Nous étions de retour en notre charmant petit village, et Amoni se sentait parfois dépassé par les torrents d'énergie qui l'entouraient.
Mais je percevais son bonheur, un bonheur bien plus grand que celui prodigué par l'étude. Notre esprit possède une soif de connaissances bien plus vive que le vôtre, et souvent nous entrons en ces sortes d'extases silencieuses dues à nos merveilleuses découvertes.
Très versés dans l'art de comprendre les plantes, Amoni et moi-même nous complétions parfaitement. Et à présent, en plus de la pensée si précieuse de mon grand ami, je percevais celle de sa douce compagne.
C'était une pensée incroyablement virevoltante et allègre, un peu comme celle d'une enfant. Elle s'étonnait de tout.
Ce matin là, je la rejoignis alors qu'elle se promenait dans le jardin.
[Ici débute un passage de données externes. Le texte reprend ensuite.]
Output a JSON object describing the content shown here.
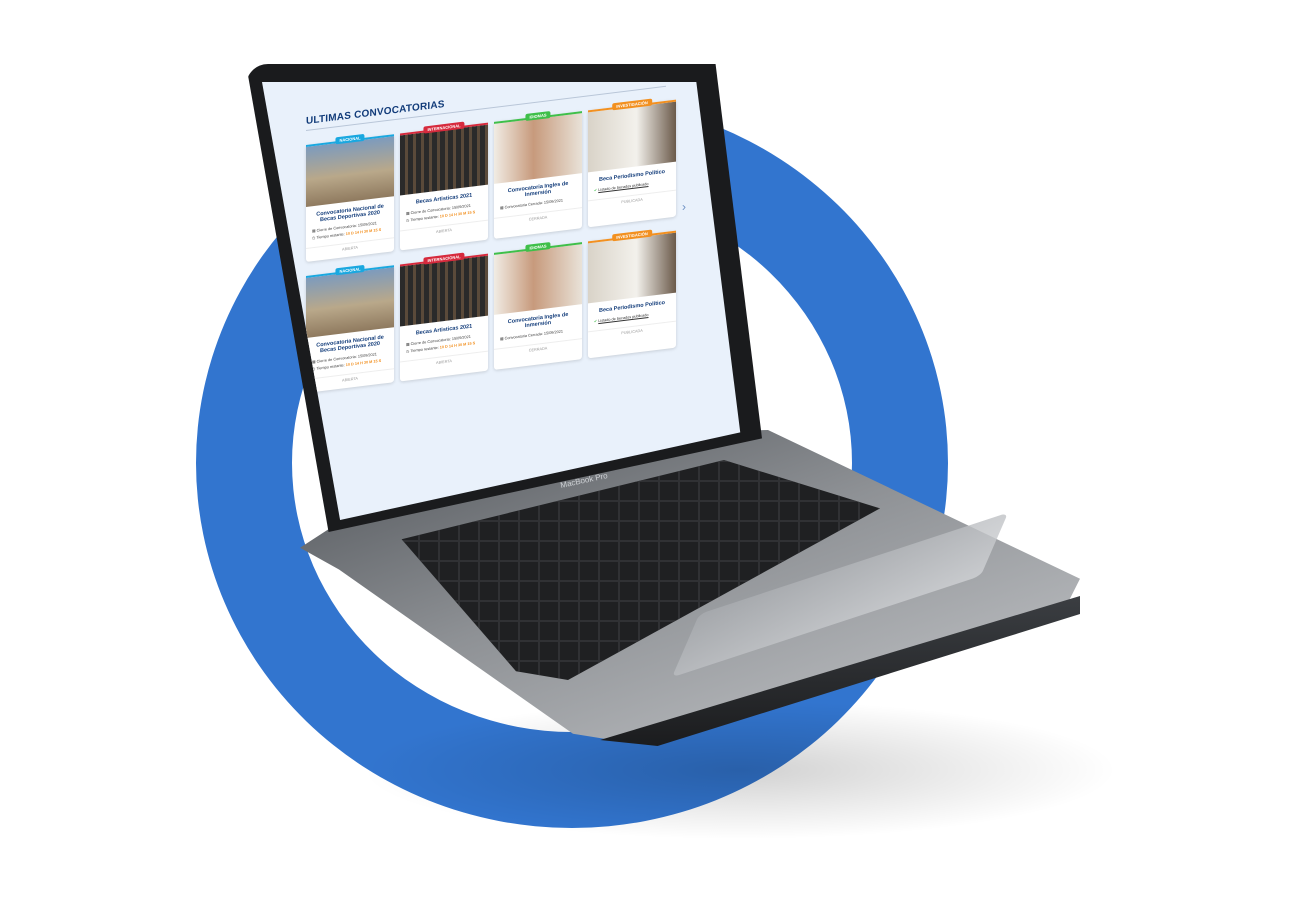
{
  "section_title": "ULTIMAS CONVOCATORIAS",
  "colors": {
    "accent_blue": "#3275cf",
    "nacional": "#1aa8e0",
    "internacional": "#d62a3d",
    "idiomas": "#3fbf4a",
    "investigacion": "#f29020"
  },
  "cards": [
    {
      "badge": "NACIONAL",
      "title": "Convocatoria Nacional de Becas Deportivas 2020",
      "close_label": "Cierre de Convocatoria:",
      "close_date": "15/09/2021",
      "remaining_label": "Tiempo restante:",
      "remaining_value": "10 D  14 H  30 M  15 S",
      "status": "ABIERTA"
    },
    {
      "badge": "INTERNACIONAL",
      "title": "Becas  Artisticas 2021",
      "close_label": "Cierre de Convocatoria:",
      "close_date": "15/09/2021",
      "remaining_label": "Tiempo restante:",
      "remaining_value": "10 D  14 H  30 M  15 S",
      "status": "ABIERTA"
    },
    {
      "badge": "IDIOMAS",
      "title": "Convocatoria Ingles de Inmersión",
      "close_label": "Convocatoria Cerrada:",
      "close_date": "15/09/2021",
      "status": "CERRADA"
    },
    {
      "badge": "INVESTIGACIÓN",
      "title": "Beca Periodismo Político",
      "link_label": "Listado de becados publicado",
      "status": "PUBLICADA"
    }
  ],
  "device_label": "MacBook Pro"
}
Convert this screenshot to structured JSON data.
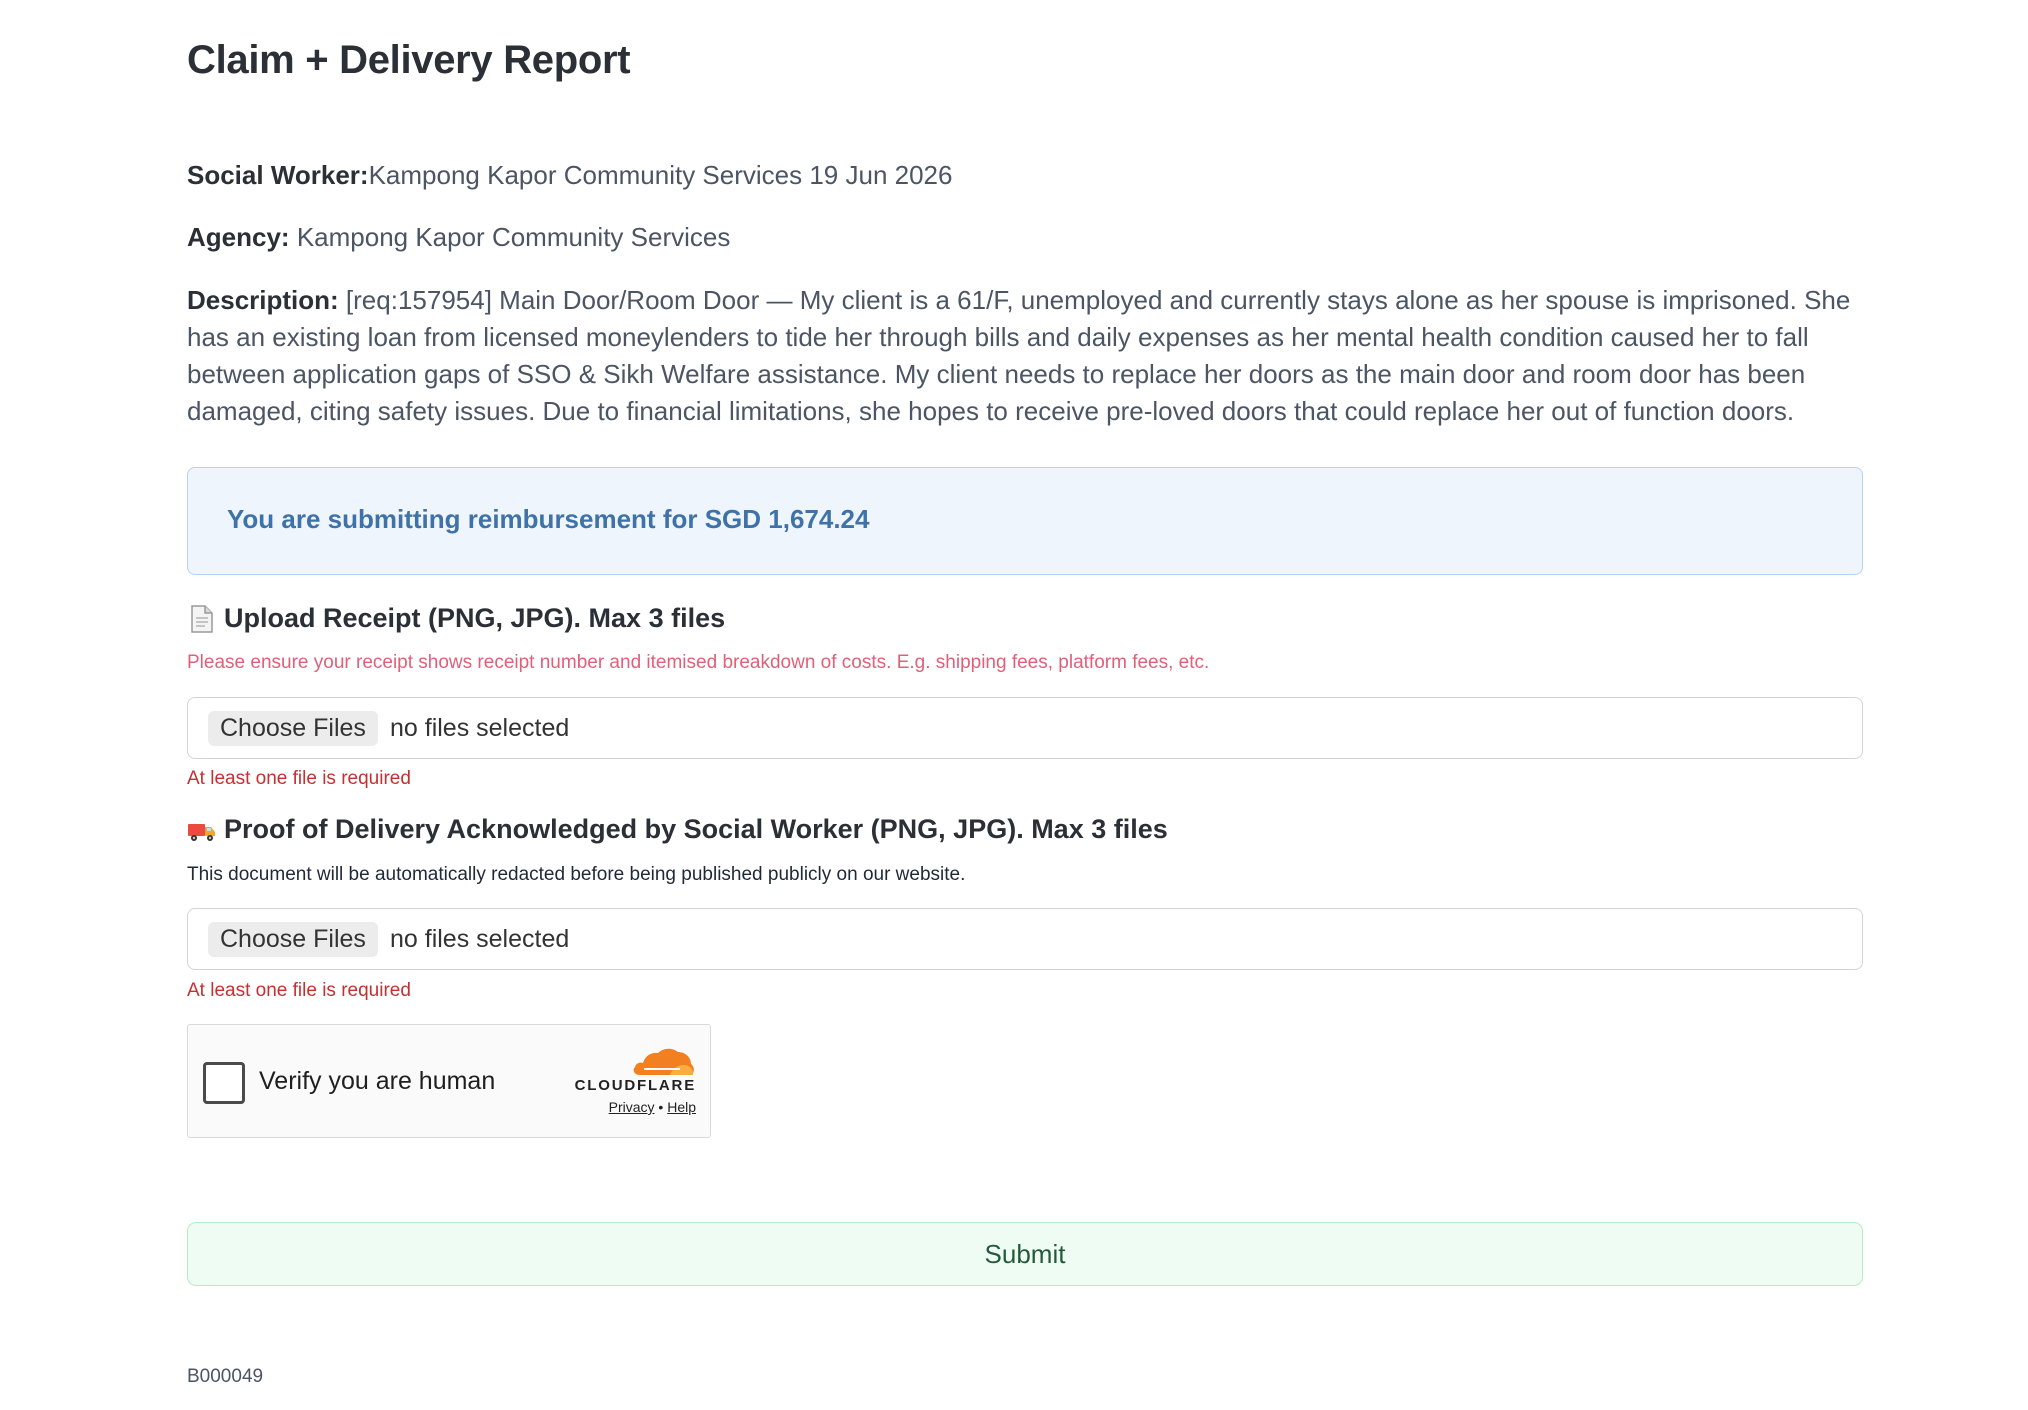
{
  "page": {
    "title": "Claim + Delivery Report"
  },
  "details": {
    "social_worker_label": "Social Worker:",
    "social_worker_value": "Kampong Kapor Community Services 19 Jun 2026",
    "agency_label": "Agency:",
    "agency_value": "Kampong Kapor Community Services",
    "description_label": "Description:",
    "description_value": "[req:157954] Main Door/Room Door — My client is a 61/F, unemployed and currently stays alone as her spouse is imprisoned. She has an existing loan from licensed moneylenders to tide her through bills and daily expenses as her mental health condition caused her to fall between application gaps of SSO & Sikh Welfare assistance.   My client needs to replace her doors as the main door and room door has been damaged, citing safety issues. Due to financial limitations, she hopes to receive pre-loved doors that could replace her out of function doors."
  },
  "banner": {
    "text": "You are submitting reimbursement for SGD 1,674.24"
  },
  "receipt": {
    "icon": "document-icon",
    "title": "Upload Receipt (PNG, JPG). Max 3 files",
    "hint": "Please ensure your receipt shows receipt number and itemised breakdown of costs. E.g. shipping fees, platform fees, etc.",
    "button_label": "Choose Files",
    "status": "no files selected",
    "error": "At least one file is required"
  },
  "delivery": {
    "icon": "delivery-truck-icon",
    "title": "Proof of Delivery Acknowledged by Social Worker (PNG, JPG). Max 3 files",
    "hint": "This document will be automatically redacted before being published publicly on our website.",
    "button_label": "Choose Files",
    "status": "no files selected",
    "error": "At least one file is required"
  },
  "captcha": {
    "label": "Verify you are human",
    "brand": "CLOUDFLARE",
    "privacy": "Privacy",
    "separator": "•",
    "help": "Help",
    "brand_color": "#f38020"
  },
  "form": {
    "submit_label": "Submit"
  },
  "footer": {
    "code": "B000049"
  }
}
Elle poussa un son léger comme le gazouillis d'un oiseau en m'apercevant. Je pris place sur un siège et commençais à dessiner une très grosse araignée rose dans sa toile. L'araignée se nourrissait de gouttes de nectar qu'elle trouvait dans une fleur de couleur exacte à la sienne. Elle buvait aussi les gouttes de rosée présentes sur sa toile. Lorsqu'il en restait, elle transportait ces gouttes sur son dos à l'aide des soies qui recouvraient son corps. Elle les déposait dans les fleurs pour préparer son prochain repas, récoltant au passage un peu de pollen. La plante produisait à son attention les phéromones les plus attirantes pour la remercier.
C'était un exemple de communion parfaite entre la vie animale et végétale comme il en existait beaucoup sur mon monde. Mon amie me fixait de ses yeux d'un bleu presque blanc, alors que je traçais ces lignes. Elle semblait profondément intriguée. Elle tendit les mains et poussa un soupir triste.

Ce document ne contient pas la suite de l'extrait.